A Simple Property Investment Strategy for Gen Y
Being new to property investment may appear daunting however it’s an ideal time to consider and employ an effective real estate investment strategy. The ever resilient property market is seeing young professionals in their early twenties venture into investing, one property at a time. Many ‘Gen Y’s’ are conscious of the importance of financial stability and understand how effective real estate investment can be. Investing early in life provides a solid foundation, allowing them to reap the rewards later in life. This simple, yet successful strategy is called, “Buy and Hold.” Here are some points you should consider when contemplating your own strategy.
These areas are usually close to business centres and lifestyle districts. Look for residential areas close to business centres or those easily accessible by public transportation. Real estate properties located further afield may cost less, however there is a higher element of risk due to the potential lack of rental demand, rental income and capital growth. We suggest seeking expert advice to assess these locations independently.
Opting to assess upscale properties that stretch your budget too far, is a quick way to heighten stress and dampen your resolve to invest altogether. While these may have a higher earning potential, your income requirements and lifestyle needs to be taken into account. Lower-value real estate can still earn solid income returns, depending on the location and smaller properties are often more enticing to single professionals searching for a rental. Also keep in mind that lower maintenance properties are more sustainable, requiring less time and maintenance costs. This positively impacts any potential financial strain.

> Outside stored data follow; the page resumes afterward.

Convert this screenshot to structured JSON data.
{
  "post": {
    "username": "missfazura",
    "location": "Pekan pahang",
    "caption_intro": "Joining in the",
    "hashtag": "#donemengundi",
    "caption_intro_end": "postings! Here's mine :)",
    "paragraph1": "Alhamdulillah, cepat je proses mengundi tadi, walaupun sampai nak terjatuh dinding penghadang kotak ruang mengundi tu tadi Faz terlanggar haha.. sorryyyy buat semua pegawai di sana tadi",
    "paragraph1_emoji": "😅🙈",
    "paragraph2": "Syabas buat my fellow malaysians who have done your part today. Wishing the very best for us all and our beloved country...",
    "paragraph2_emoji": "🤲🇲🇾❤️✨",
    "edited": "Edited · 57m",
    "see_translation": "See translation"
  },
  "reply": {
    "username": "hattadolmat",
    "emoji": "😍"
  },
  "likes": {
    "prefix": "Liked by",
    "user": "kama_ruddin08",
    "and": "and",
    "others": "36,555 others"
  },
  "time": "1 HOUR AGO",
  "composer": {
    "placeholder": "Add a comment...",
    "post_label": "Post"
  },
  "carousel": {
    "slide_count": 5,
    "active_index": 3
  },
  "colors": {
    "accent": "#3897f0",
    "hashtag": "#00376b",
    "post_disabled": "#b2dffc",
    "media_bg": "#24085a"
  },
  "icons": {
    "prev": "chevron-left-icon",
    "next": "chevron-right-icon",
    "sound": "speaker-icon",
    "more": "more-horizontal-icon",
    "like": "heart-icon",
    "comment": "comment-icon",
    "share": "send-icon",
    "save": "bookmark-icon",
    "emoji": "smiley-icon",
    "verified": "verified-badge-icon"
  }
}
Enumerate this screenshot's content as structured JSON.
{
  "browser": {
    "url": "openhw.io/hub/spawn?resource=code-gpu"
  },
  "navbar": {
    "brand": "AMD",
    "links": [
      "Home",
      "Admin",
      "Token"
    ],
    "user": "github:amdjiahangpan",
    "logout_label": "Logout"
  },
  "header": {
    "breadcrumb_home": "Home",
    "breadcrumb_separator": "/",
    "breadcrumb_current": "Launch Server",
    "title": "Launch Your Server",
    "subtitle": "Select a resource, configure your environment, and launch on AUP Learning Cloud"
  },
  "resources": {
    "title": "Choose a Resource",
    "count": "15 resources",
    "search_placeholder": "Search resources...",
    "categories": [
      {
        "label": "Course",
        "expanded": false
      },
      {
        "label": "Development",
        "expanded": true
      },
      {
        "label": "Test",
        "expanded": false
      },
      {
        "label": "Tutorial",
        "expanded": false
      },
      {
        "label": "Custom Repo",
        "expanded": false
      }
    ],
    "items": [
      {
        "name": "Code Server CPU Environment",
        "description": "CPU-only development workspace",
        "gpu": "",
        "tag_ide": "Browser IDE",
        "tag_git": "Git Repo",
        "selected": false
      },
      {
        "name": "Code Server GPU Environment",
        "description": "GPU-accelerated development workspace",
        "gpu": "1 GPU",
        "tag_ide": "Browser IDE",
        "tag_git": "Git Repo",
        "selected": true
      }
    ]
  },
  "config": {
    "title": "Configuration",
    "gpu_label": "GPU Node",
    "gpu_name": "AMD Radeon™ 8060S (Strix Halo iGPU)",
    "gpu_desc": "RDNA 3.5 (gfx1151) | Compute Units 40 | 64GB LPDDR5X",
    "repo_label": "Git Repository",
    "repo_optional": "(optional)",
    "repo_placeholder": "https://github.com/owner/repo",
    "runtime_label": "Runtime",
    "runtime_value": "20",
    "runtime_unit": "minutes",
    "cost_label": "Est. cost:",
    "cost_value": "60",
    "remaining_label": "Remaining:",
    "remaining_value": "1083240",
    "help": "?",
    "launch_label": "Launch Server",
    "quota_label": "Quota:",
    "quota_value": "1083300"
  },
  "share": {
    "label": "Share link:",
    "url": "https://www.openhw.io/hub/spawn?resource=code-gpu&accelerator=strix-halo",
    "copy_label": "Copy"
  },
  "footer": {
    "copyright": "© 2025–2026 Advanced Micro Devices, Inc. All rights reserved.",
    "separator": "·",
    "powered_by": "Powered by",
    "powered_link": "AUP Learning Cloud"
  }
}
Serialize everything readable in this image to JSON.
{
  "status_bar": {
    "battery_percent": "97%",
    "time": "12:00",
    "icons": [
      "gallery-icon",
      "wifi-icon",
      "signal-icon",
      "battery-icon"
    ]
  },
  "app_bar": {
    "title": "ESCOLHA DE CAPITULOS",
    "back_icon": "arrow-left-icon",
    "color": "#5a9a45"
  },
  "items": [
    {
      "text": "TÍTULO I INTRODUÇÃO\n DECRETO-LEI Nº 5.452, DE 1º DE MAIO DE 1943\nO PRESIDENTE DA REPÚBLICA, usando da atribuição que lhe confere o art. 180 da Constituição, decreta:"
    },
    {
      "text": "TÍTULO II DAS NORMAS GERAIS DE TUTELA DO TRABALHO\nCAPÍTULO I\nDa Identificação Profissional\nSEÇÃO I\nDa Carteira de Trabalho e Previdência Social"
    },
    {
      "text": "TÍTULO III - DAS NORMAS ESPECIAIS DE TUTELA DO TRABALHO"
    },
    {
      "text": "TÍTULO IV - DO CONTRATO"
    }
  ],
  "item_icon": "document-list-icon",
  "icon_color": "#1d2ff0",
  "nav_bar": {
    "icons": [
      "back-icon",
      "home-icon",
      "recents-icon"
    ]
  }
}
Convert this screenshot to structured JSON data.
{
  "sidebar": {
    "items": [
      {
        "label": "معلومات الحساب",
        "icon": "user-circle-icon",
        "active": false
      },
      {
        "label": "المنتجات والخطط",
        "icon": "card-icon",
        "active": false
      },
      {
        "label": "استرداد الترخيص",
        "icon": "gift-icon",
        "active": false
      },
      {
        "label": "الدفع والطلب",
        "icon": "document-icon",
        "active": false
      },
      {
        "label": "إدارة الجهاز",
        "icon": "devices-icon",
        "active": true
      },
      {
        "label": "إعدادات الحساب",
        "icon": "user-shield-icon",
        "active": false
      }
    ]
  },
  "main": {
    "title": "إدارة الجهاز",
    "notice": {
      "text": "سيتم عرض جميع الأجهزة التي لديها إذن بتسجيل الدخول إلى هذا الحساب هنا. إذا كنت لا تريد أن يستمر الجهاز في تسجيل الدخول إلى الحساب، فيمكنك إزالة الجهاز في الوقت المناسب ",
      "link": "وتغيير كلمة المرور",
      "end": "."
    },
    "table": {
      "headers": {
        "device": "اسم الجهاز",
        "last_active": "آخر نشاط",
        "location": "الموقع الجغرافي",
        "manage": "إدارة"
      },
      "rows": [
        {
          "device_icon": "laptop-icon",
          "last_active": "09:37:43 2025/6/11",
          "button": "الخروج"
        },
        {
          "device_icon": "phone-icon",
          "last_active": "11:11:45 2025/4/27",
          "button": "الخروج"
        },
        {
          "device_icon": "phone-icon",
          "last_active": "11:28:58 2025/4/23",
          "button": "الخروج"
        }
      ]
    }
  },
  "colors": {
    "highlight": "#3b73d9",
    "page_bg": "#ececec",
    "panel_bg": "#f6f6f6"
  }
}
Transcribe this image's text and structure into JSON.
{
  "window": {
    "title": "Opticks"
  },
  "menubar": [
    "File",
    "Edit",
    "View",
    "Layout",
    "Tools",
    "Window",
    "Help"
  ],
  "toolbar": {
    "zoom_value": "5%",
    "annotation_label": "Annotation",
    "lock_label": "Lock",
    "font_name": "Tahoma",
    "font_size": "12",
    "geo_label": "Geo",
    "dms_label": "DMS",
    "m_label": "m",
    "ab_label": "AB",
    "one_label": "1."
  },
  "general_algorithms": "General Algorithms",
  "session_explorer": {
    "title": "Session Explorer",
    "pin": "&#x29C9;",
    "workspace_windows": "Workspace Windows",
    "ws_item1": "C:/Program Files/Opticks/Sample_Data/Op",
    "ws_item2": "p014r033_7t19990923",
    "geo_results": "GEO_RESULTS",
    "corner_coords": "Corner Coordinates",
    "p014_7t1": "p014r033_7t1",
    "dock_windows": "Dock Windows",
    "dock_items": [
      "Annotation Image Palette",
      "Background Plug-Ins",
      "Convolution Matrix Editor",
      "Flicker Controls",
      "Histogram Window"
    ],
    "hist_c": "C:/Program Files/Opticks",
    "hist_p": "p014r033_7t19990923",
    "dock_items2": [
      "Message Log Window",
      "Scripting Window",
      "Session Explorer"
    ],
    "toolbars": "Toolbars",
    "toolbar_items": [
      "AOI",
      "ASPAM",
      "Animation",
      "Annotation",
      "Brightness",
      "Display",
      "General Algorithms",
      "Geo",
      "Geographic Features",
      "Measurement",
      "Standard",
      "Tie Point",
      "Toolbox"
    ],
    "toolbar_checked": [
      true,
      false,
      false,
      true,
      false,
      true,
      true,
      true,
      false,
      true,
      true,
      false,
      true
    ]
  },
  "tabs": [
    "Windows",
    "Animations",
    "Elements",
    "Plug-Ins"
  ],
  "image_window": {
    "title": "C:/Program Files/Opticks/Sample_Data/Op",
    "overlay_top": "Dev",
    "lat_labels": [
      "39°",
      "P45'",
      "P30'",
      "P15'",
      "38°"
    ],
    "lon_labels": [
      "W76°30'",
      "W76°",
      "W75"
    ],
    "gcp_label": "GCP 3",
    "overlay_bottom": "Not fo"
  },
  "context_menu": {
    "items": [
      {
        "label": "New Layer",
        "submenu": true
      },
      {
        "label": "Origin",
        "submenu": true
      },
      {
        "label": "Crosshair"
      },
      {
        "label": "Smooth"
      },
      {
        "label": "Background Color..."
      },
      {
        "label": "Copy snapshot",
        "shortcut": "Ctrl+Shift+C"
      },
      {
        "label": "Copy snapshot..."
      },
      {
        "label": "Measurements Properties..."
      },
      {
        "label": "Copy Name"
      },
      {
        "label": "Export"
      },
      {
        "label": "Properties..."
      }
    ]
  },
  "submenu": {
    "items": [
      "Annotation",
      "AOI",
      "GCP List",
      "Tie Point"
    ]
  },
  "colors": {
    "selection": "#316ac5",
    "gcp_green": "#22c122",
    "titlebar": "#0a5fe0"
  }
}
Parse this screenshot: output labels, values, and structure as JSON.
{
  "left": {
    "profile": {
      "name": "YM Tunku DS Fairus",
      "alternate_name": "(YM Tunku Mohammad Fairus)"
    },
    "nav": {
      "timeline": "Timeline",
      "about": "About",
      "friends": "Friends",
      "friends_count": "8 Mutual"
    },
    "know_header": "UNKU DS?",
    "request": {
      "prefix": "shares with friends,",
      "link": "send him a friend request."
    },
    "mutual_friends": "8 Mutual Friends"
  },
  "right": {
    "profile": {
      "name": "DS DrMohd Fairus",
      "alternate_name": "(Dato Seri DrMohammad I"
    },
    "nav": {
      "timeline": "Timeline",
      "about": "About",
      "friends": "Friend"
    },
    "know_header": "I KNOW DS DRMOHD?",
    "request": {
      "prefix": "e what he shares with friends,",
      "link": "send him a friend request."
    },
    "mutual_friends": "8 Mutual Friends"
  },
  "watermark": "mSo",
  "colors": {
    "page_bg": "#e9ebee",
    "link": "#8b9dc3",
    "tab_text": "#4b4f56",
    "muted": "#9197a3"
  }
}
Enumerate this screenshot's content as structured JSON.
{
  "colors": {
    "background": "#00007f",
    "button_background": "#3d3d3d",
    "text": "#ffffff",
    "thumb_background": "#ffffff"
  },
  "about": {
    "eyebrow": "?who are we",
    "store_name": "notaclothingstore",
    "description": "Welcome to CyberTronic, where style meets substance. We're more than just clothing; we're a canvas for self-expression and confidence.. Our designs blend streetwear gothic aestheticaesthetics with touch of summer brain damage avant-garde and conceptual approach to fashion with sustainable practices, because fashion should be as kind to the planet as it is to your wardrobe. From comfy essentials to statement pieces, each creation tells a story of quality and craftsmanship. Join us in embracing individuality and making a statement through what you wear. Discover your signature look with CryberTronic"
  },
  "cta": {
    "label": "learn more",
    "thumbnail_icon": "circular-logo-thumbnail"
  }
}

When evaluating property prices, it’s important to evaluate the vicinity’s approximate rental rates. Look at rentals that are available now, as well as historical rental rates to understand how they have trended, compared with property prices. Once armed with this information, you have the advantage of immediately calculating your earnings if the property is kept and priced as is. Furthermore, it serves as a base for understanding the property’s earning potential should you consider improving it. For those new to investing, make a safe choice by acquiring a property with a neutral to positive cash flow.
Allot a certain amount of time between acquiring your first property and your second. Investing in one property is a big step and it’s important not to rush into the second purchase until you’re financially ready. It allows you to focus your money and effort until the property is steadily earning. Plus the experience will provide you with familiarity on how the process works, maintenance requirements and the associated costs. During this time you can focus on accumulating earnings for the next piece of real estate. The financial strain of purchasing a second property is then cushioned.
It’s more than likely that you have a lot of questions about real estate if you’re new to it. This is also the case for people who’ve invested in multiple properties. Don’t be shy about consulting with property professionals, it’s their job to help. Buyer’s agents should be a key consideration. They assist buyers with researching, selecting and purchasing properties that meet their goals. They take the pain out of investing while doing all the work for you and securing you an outcome.
Property investing doesn’t have to involve long and complicated strategies. If you’re simply looking for a relatively passive, additional financial stream, there are many options available, sufficient in helping you attain your objectives.